Le document fournit un lien convaincant entre le braconnage récent et le commerce illégal de l'ivoire. Il présente également un moyen pratique de responsabiliser davantage les voleurs d’ivoire à l’avenir, a déclaré Edouard Bard, président du Comité des sciences du climat et des océans au Collège de France à Paris, qui n’a pas participé à la recherche. "On ne peut plus cacher et prétendre à l'ignorance, dans l'espoir que des objets illégaux tels que l'ivoire resteront non testés", dit-il.

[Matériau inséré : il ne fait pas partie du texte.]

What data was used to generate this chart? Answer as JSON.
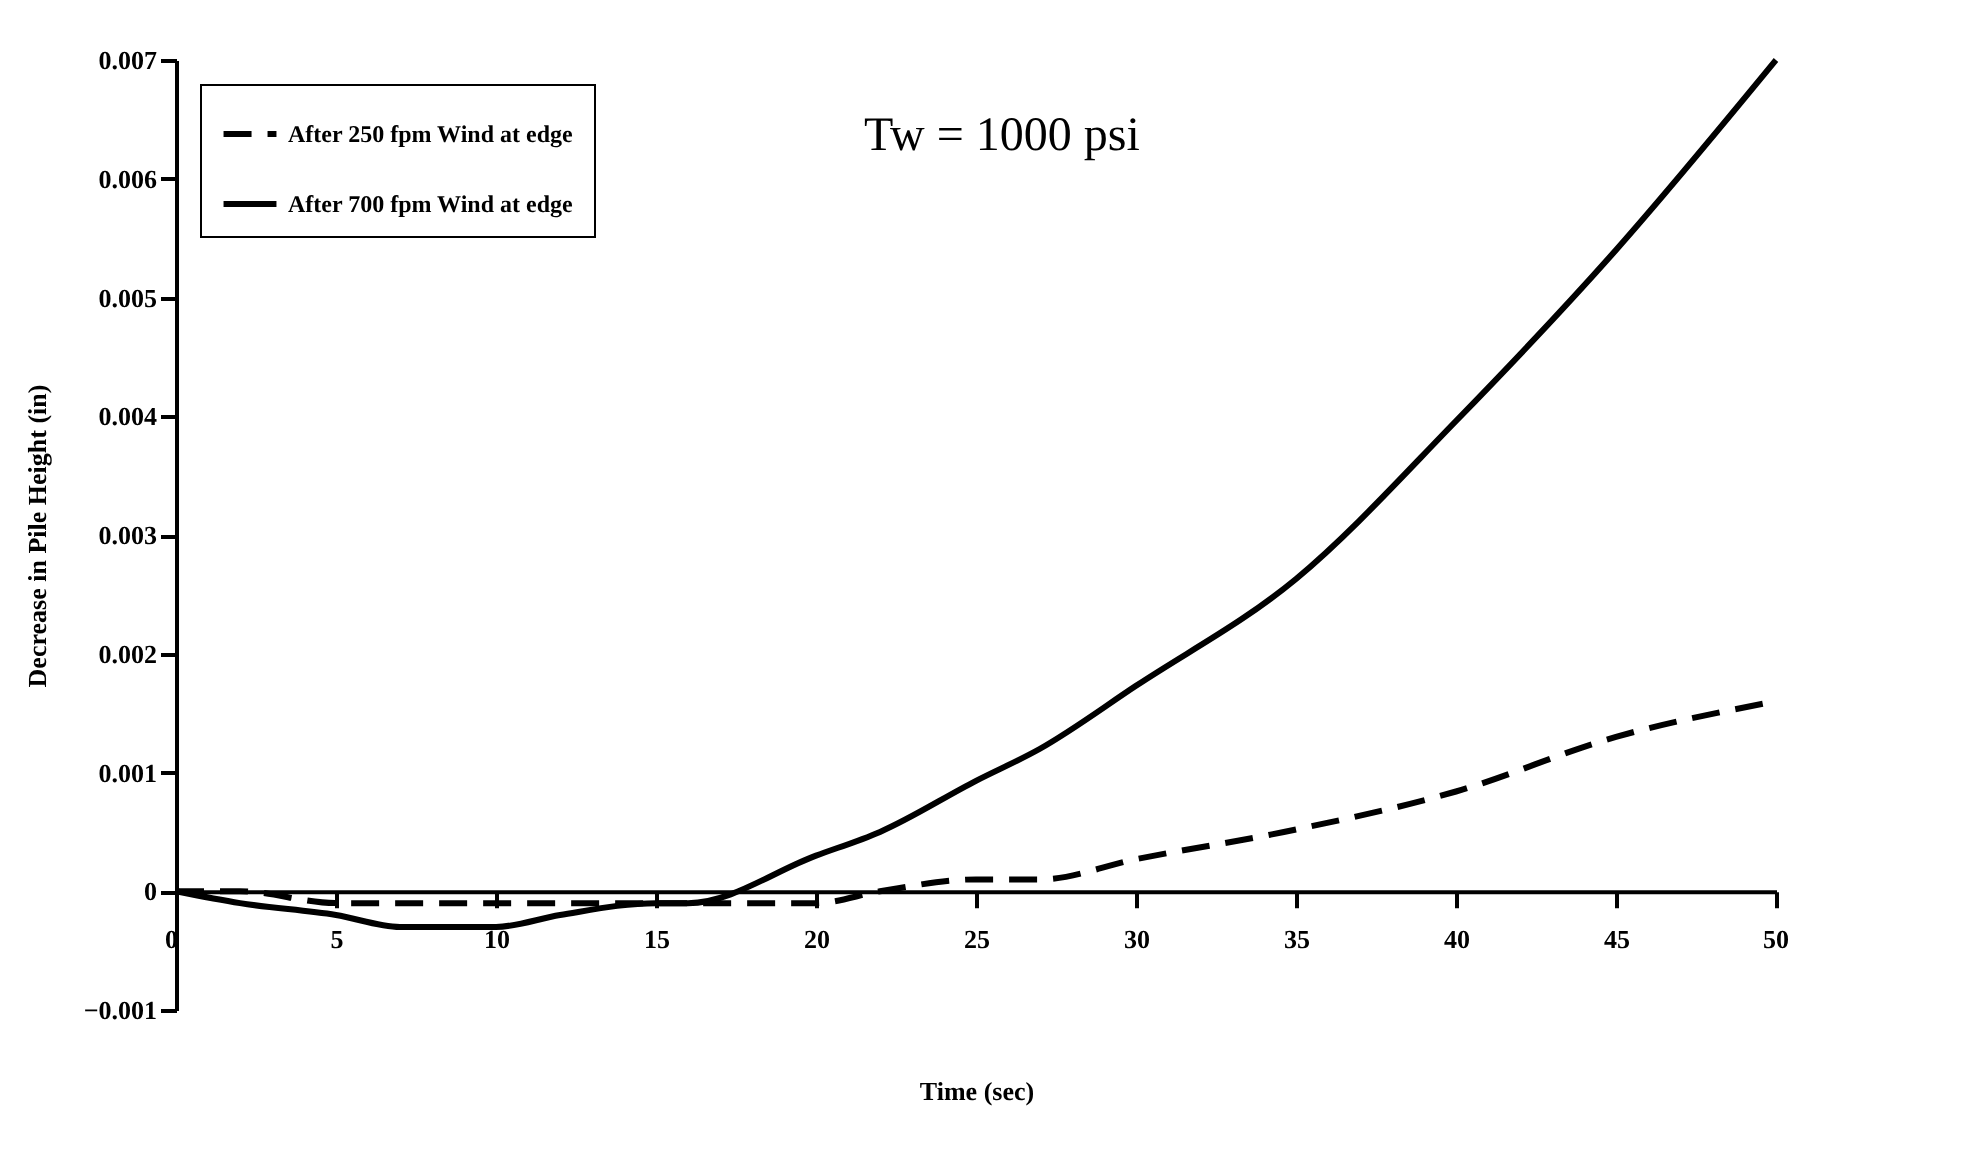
{
  "chart_data": {
    "type": "line",
    "xlabel": "Time (sec)",
    "ylabel": "Decrease in Pile Height (in)",
    "annotations": [
      "Tw = 1000 psi"
    ],
    "x": [
      0,
      2,
      5,
      7,
      10,
      12,
      15,
      16,
      20,
      22,
      25,
      27,
      30,
      35,
      40,
      45,
      50
    ],
    "series": [
      {
        "name": "After 250 fpm Wind at edge",
        "color": "#000000",
        "line_style": "dashed",
        "values": [
          0,
          0,
          -0.0001,
          -0.0001,
          -0.0001,
          -0.0001,
          -0.0001,
          -0.0001,
          -0.0001,
          0,
          0.0001,
          0.0001,
          0.00027,
          0.00052,
          0.00084,
          0.0013,
          0.0016
        ]
      },
      {
        "name": "After 700 fpm Wind at edge",
        "color": "#000000",
        "line_style": "solid",
        "values": [
          0,
          -0.0001,
          -0.0002,
          -0.0003,
          -0.0003,
          -0.0002,
          -0.0001,
          -0.0001,
          0.0003,
          0.0005,
          0.00093,
          0.0012,
          0.00173,
          0.00263,
          0.00396,
          0.0054,
          0.007
        ]
      }
    ],
    "xlim": [
      0,
      50
    ],
    "xticks": [
      0,
      5,
      10,
      15,
      20,
      25,
      30,
      35,
      40,
      45,
      50
    ],
    "ylim": [
      -0.001,
      0.007
    ],
    "yticks": [
      -0.001,
      0,
      0.001,
      0.002,
      0.003,
      0.004,
      0.005,
      0.006,
      0.007
    ],
    "grid": false,
    "legend": "top left"
  }
}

Par exemple, alors que la Chine, le Japon et l'Union européenne pratiquent toujours le commerce intérieur légal d'ivoire antique, une grande partie de ce qui est légalement en vente aujourd'hui pourrait provenir d'animaux récemment braconnés que les commerçants ont blanchis sur le marché, explique Cerling. «Avec cette méthode, vous pouvez savoir exactement quand l'animal est mort et voir si l'ivoire est aussi vieux que celui qui le vend le prétend», dit-il. Cependant, malgré le cas novateur de N'Bouke, cette méthode est moins susceptible d'être appliquée en Afrique, où de nombreuses saisies sont effectuées mais où les fonds et l'expertise technique font défaut.
Bien qu'une technologie (relativement) nouvelle puisse aider les chercheurs à comprendre le fonctionnement du commerce, elle ne mettra certainement pas fin à la pratique, souligne Elizabeth Bennett, vice-présidente de la conservation des espèces à la Wildlife Conservation Society, qui n'a pas participé à la recherche. . Selon Bennett, les pays devraient plutôt s’attaquer au commerce de l’ivoire à l’intérieur de leurs frontières. «Si tous les marchés intérieurs au monde étaient illégaux, il serait beaucoup plus difficile de vendre l'ivoire fraîchement braconné», dit-elle. "Et sans un marché prêt, les incitations au braconnage et au trafic sont réduites ou supprimées."